Gerimis mulai menderas saat kami melihat sebuah gubuk di tengah-tengah lapangan sepak bola. Menurut cerita, tanah di sekeliling gubuk itu pada mulanya bukanlah sebuah lapangan. Kemarau panjang yang telah melanda desa bertahun-tahun lalu, membuat tanah di sana begitu tandus sampai tak ada apa pun yang bisa tumbuh di atasnya kembali. Lahan itu lengang dan sangat cocok untuk tempat bermain bola. Jadilah beberapa anak lelaki seusia kami akhirnya memanfaatkan lahan gersang itu sebagai tempat bermain.

Kami sampai di depan gubuk yang sepi itu. Ken masih berdiri takut-takut di belakangku. Tugasku hanyalah mengambil bola yang ada di dalam gubuk. Bola itu hasil tendangan kencang kaki Ridwan—anak tetangga yang tampan—yang masuk ke dalam gubuk dengan cara melubangi atap rumbia. Karena hal itulah, si pemilik gubuk sangat murka dan memaki-maki mereka, termasuk menyandera semua bola yang mereka miliki.

Tidak ada yang berani mengambilnya, sampai seorang gadis bernama Yuki dan dengan bodohnya—atau sebut saja dungu—mengatakan bisa mengambil bola itu dengan mudah. Dan sejam berikutnya aku memaki diriku sendiri di dalam kamar. Benar-benar deh, bibirku ini sepertinya perlu dijahit suatu hari nanti agar tidak berkata sembarangan lagi. Aku hanya akan tinggal beberapa hari untuk liburan, kenapa pula harus membuat janji yang tak masuk akal segala?
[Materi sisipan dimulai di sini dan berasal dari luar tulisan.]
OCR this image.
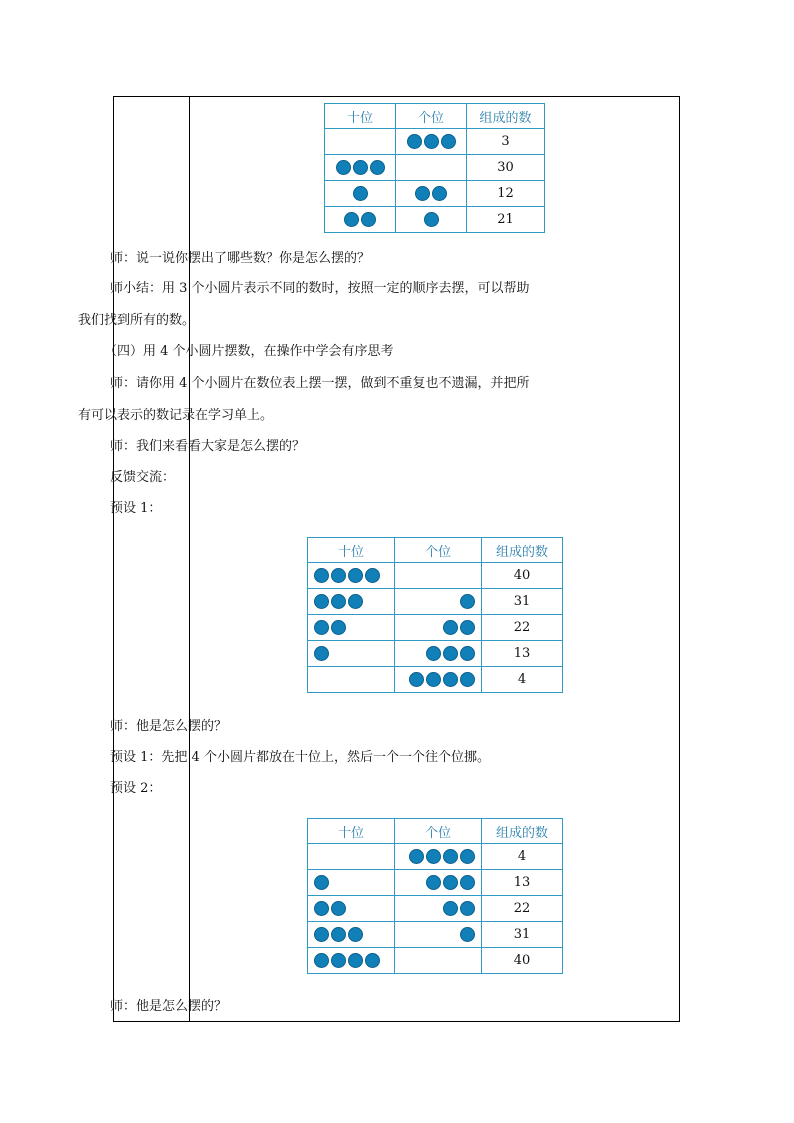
十位	个位	组成的数

	3

	30

	12

	21
师：说一说你摆出了哪些数？你是怎么摆的？
师小结：用 3 个小圆片表示不同的数时，按照一定的顺序去摆，可以帮助
我们找到所有的数。
（四）用 4 个小圆片摆数，在操作中学会有序思考
师：请你用 4 个小圆片在数位表上摆一摆，做到不重复也不遗漏，并把所
有可以表示的数记录在学习单上。
师：我们来看看大家是怎么摆的？
反馈交流：
预设 1：
十位	个位	组成的数

	40

	31

	22

	13

	4
师：他是怎么摆的？
预设 1：先把 4 个小圆片都放在十位上，然后一个一个往个位挪。
预设 2：
十位	个位	组成的数

	4

	13

	22

	31

	40
师：他是怎么摆的？
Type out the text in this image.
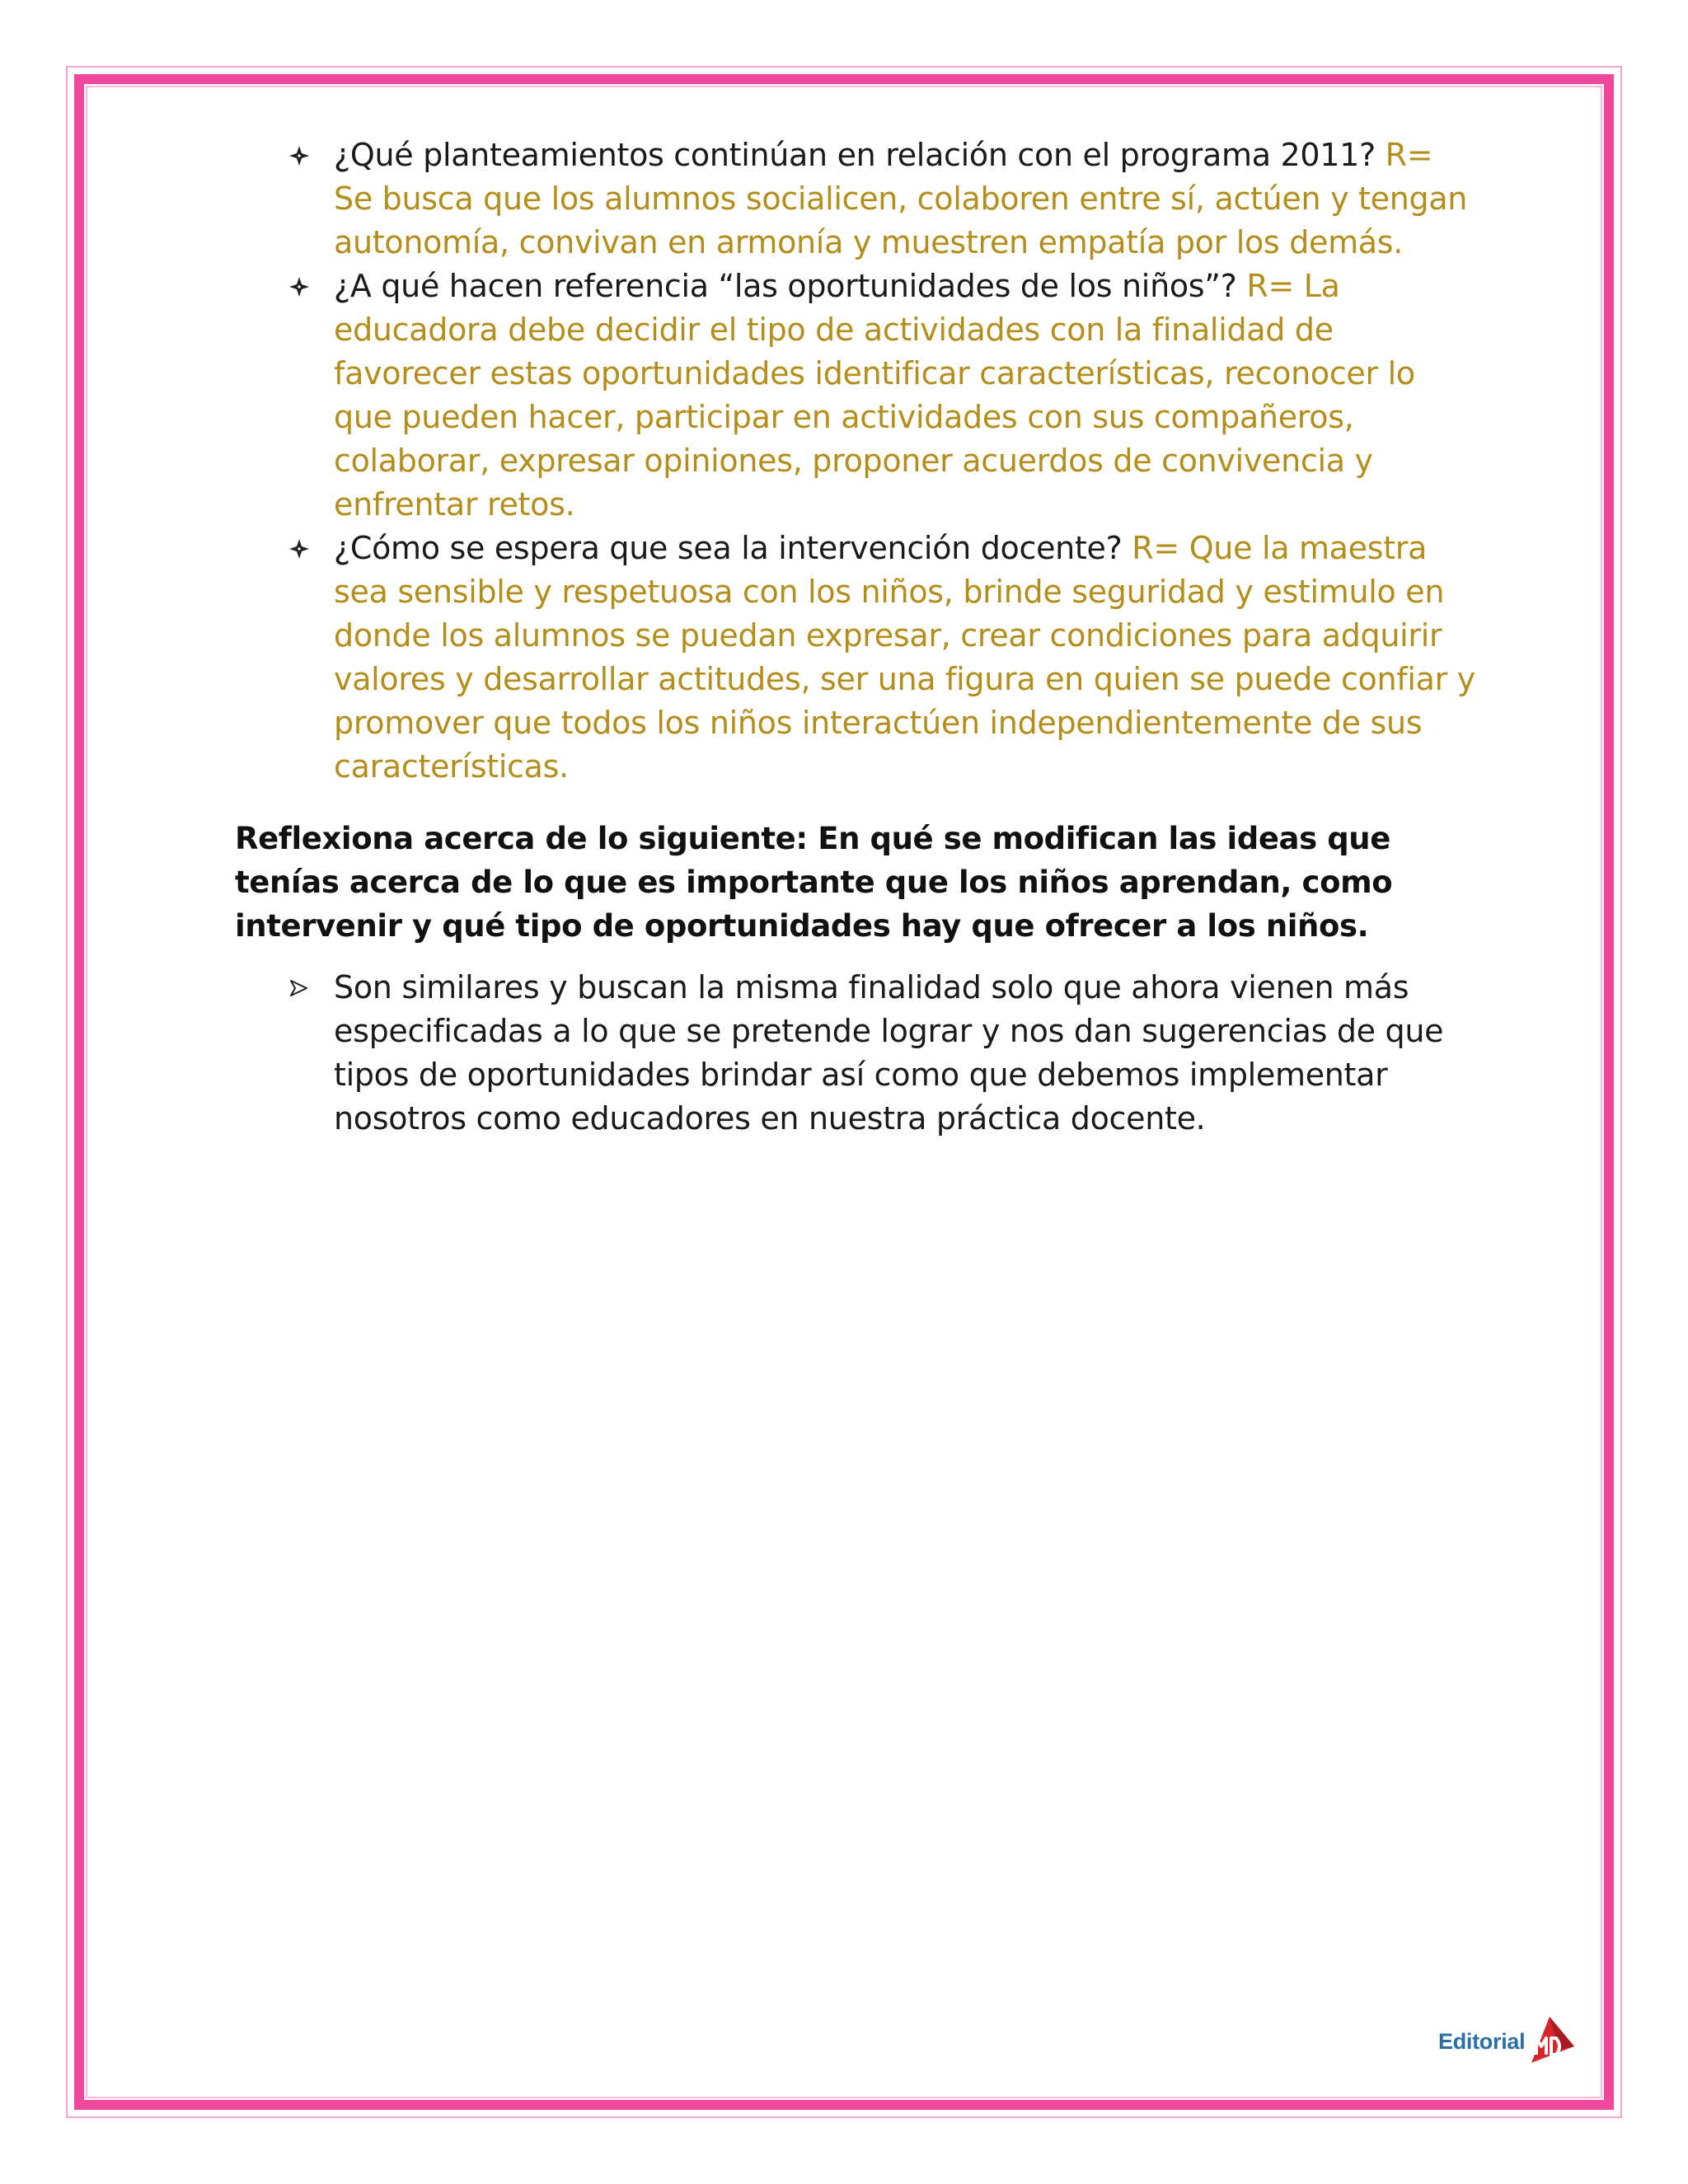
¿Qué planteamientos continúan en relación con el programa 2011? R= Se busca que los alumnos socialicen, colaboren entre sí, actúen y tengan autonomía, convivan en armonía y muestren empatía por los demás.
¿A qué hacen referencia “las oportunidades de los niños”? R= La educadora debe decidir el tipo de actividades con la finalidad de favorecer estas oportunidades identificar características, reconocer lo que pueden hacer, participar en actividades con sus compañeros, colaborar, expresar opiniones, proponer acuerdos de convivencia y enfrentar retos.
¿Cómo se espera que sea la intervención docente? R= Que la maestra sea sensible y respetuosa con los niños, brinde seguridad y estimulo en donde los alumnos se puedan expresar, crear condiciones para adquirir valores y desarrollar actitudes, ser una figura en quien se puede confiar y promover que todos los niños interactúen independientemente de sus características.

Reflexiona acerca de lo siguiente: En qué se modifican las ideas que tenías acerca de lo que es importante que los niños aprendan, como intervenir y qué tipo de oportunidades hay que ofrecer a los niños.

Son similares y buscan la misma finalidad solo que ahora vienen más especificadas a lo que se pretende lograr y nos dan sugerencias de que tipos de oportunidades brindar así como que debemos implementar nosotros como educadores en nuestra práctica docente.
Editorial
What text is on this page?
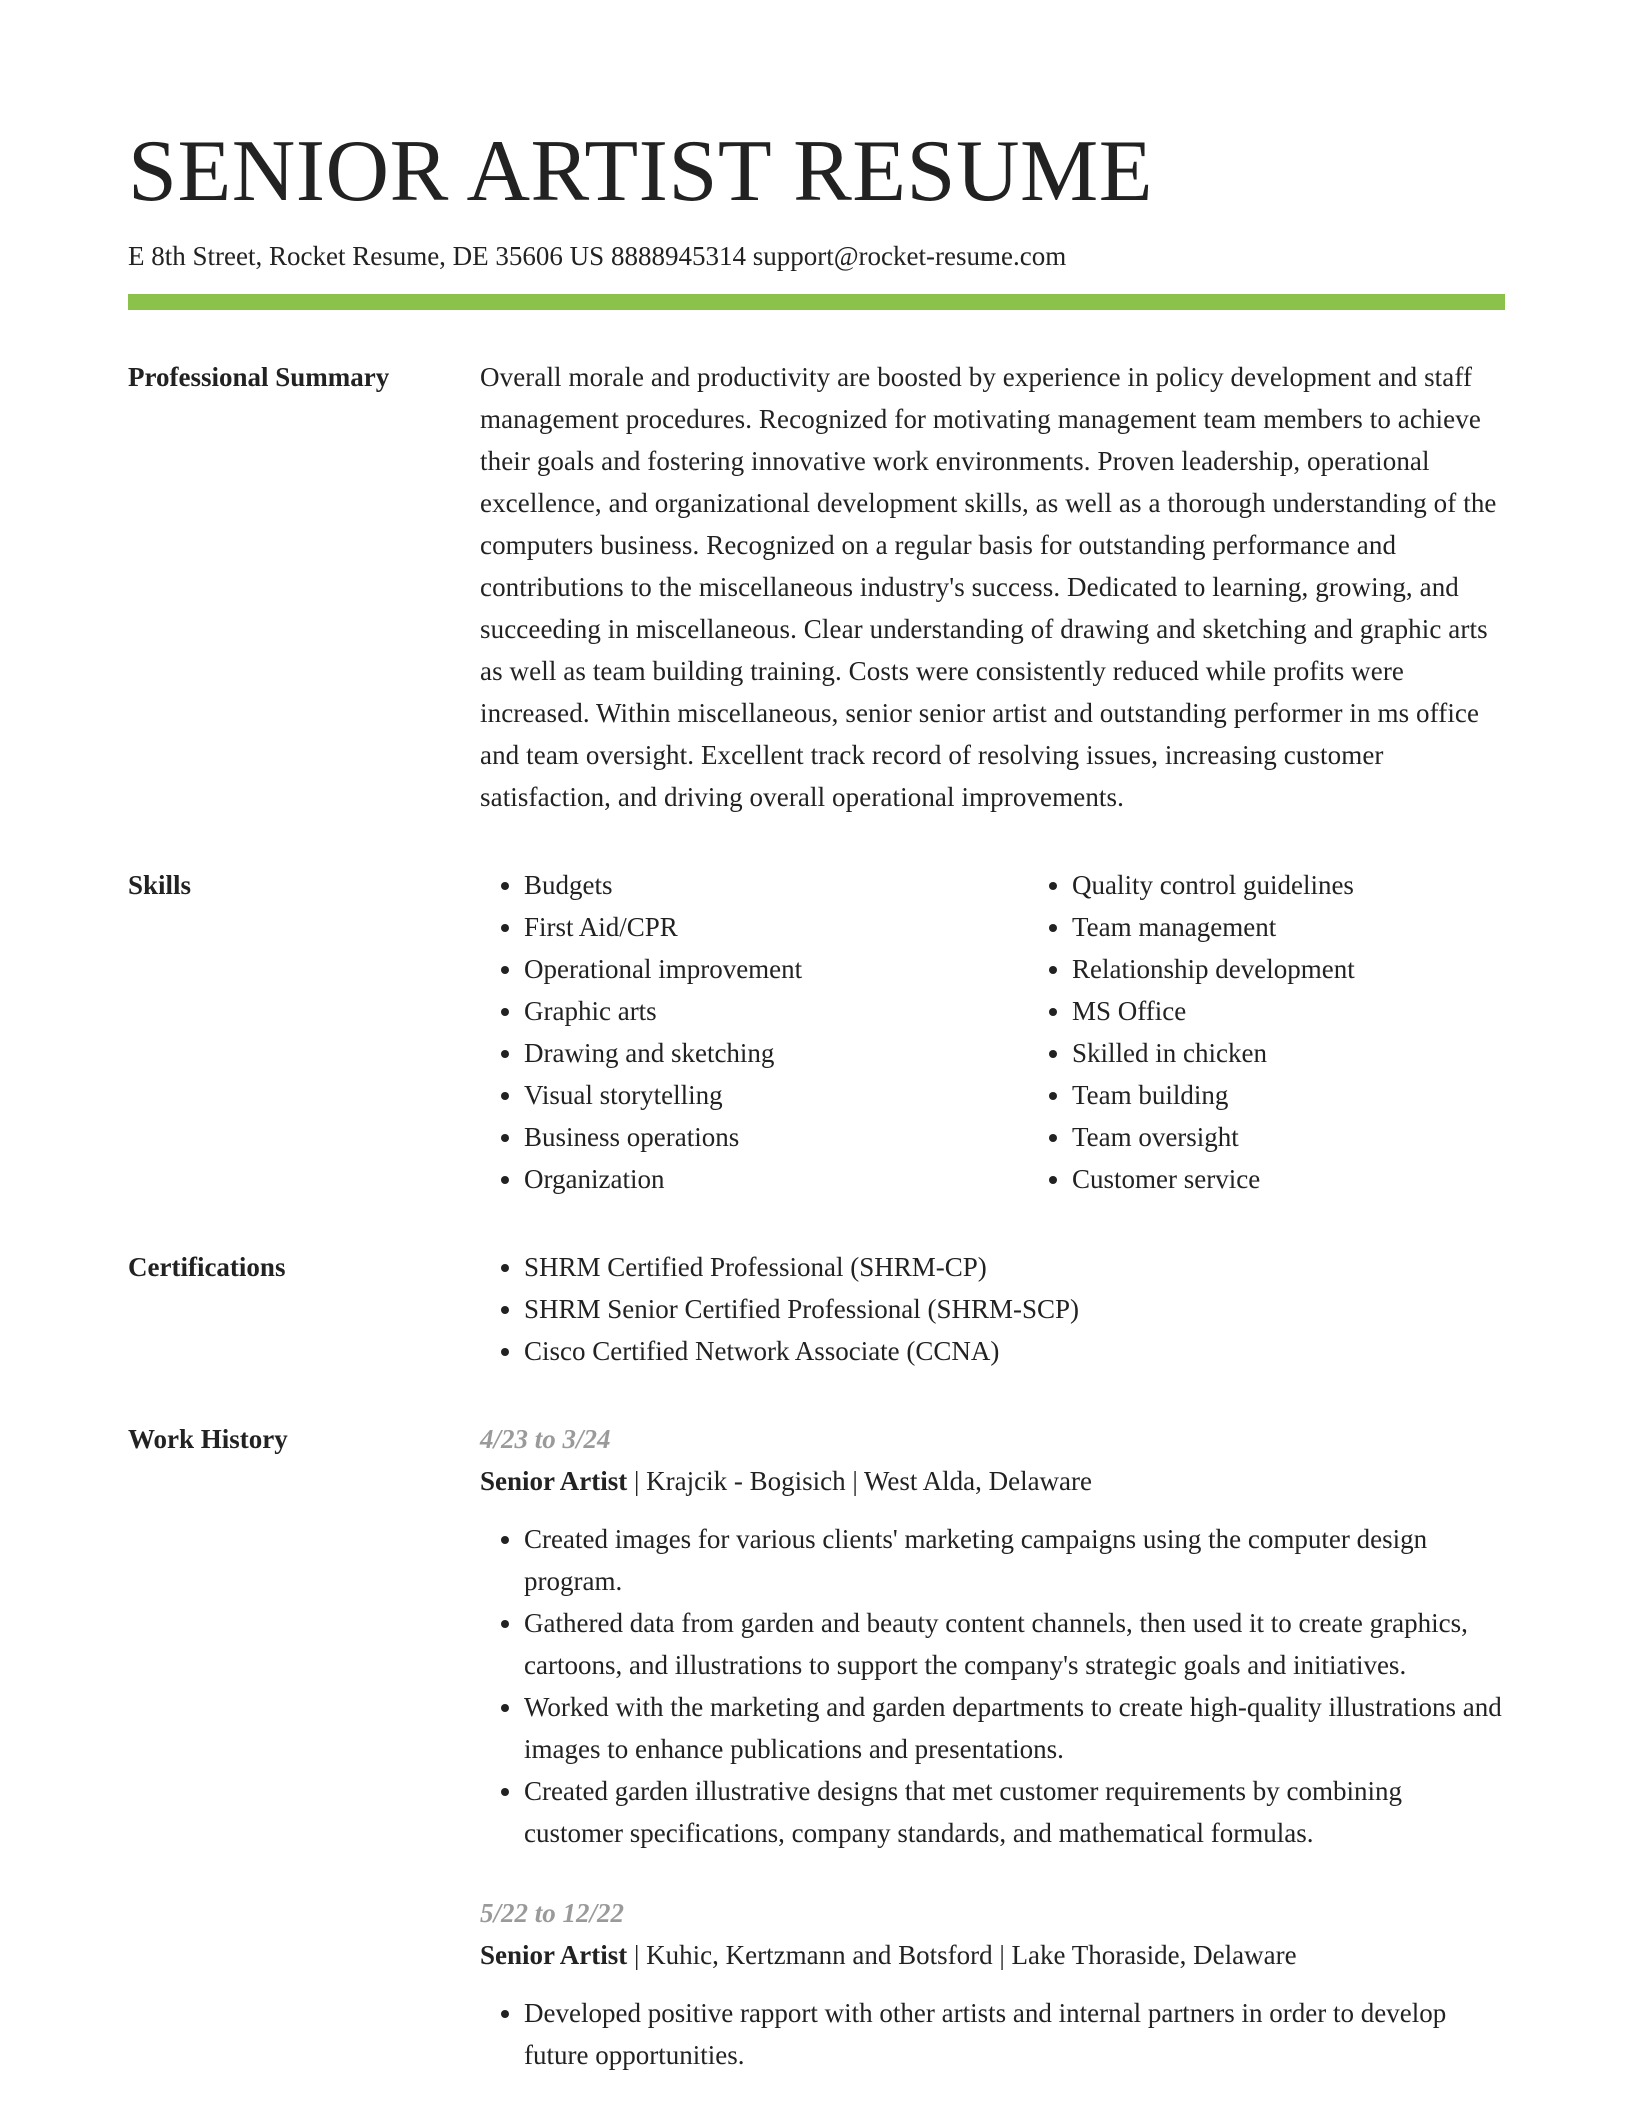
SENIOR ARTIST RESUME
E 8th Street, Rocket Resume, DE 35606 US 8888945314 support@rocket-resume.com
Professional Summary	Overall morale and productivity are boosted by experience in policy development and staff management procedures. Recognized for motivating management team members to achieve their goals and fostering innovative work environments. Proven leadership, operational excellence, and organizational development skills, as well as a thorough understanding of the computers business. Recognized on a regular basis for outstanding performance and contributions to the miscellaneous industry's success. Dedicated to learning, growing, and succeeding in miscellaneous. Clear understanding of drawing and sketching and graphic arts as well as team building training. Costs were consistently reduced while profits were increased. Within miscellaneous, senior senior artist and outstanding performer in ms office and team oversight. Excellent track record of resolving issues, increasing customer satisfaction, and driving overall operational improvements.

Skills	• Budgets
• First Aid/CPR
• Operational improvement
• Graphic arts
• Drawing and sketching
• Visual storytelling
• Business operations
• Organization
• Quality control guidelines
• Team management
• Relationship development
• MS Office
• Skilled in chicken
• Team building
• Team oversight
• Customer service
Certifications	• SHRM Certified Professional (SHRM-CP)
• SHRM Senior Certified Professional (SHRM-SCP)
• Cisco Certified Network Associate (CCNA)
Work History	4/23 to 3/24
Senior Artist | Krajcik - Bogisich | West Alda, Delaware
• Created images for various clients' marketing campaigns using the computer design program.
• Gathered data from garden and beauty content channels, then used it to create graphics, cartoons, and illustrations to support the company's strategic goals and initiatives.
• Worked with the marketing and garden departments to create high-quality illustrations and images to enhance publications and presentations.
• Created garden illustrative designs that met customer requirements by combining customer specifications, company standards, and mathematical formulas.
5/22 to 12/22
Senior Artist | Kuhic, Kertzmann and Botsford | Lake Thoraside, Delaware
• Developed positive rapport with other artists and internal partners in order to develop future opportunities.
Terlebih lagi, semua orang mengatakan kalau pemilik gubuk adalah seorang dukun tua. Banyak hal mengerikan yang diceritakan orang-orang. Termasuk tentang sebelah matanya yang berlubang serta ditutupi kain seperti Jack Sparrow versi wanita. Coba kalian bayangkan! Seorang dukun tua dengan wajah seperti perompak. Dan aku si Bodoh Yuki, malahan mau mencuri bola dari rumahnya. Bukankah itu sama saja dengan mencari mati?

Kami mengendap-endap mendekati pintu kayu yang reyot. Kupingku menempel ke daun pintu dan mendengarkan apakah ada suara di dalam gubuk tersebut. Menurut cerita yang kudengar, si dukun selalu meninggalkan gubuknya di hari Jumat. Dan sekarang adalah hari Jumat. Seharusnya kami aman. Kutatap pintu itu dengan isi kepala yang berpikir keras. Kalau melihat keadaannya, sedikit dorongan saja akan bisa membuka pintu itu dengan mudah. Namun sialnya, ternyata pikiranku salah besar. Si nenek tua alias dukun alias wanita perompak itu menggembok pintunya di bagian sisi atas.

Kowe iki lagi nglakoni opo, bocah nakal?”* suara ringkih di belakang kami terdengar pelan namun menuntut jawaban.

(*Kalian sedang melakukan apa, bocah nakal?)

Aku dan Ken refleks membalikkan tubuh lalu mendapati si Nenek pemilik gubuk berdiri tepat di hadapan kami. Dan seketika kami menjerit histeris. Aku tidak tahu suara siapa yang terdengar paling keras saat itu. Suaraku ataukah Ken? Tapi aku yakin pasti Ken-lah yang berteriak paling kencang.  Dan lupakan juga ungkapan ladies first! Karena Ken jatuh pingsan terlebih dahulu di sebelahku. Lalu pandanganku ikut menghitam kemudian aku jatuh menimpa tubuh Ken yang gempal.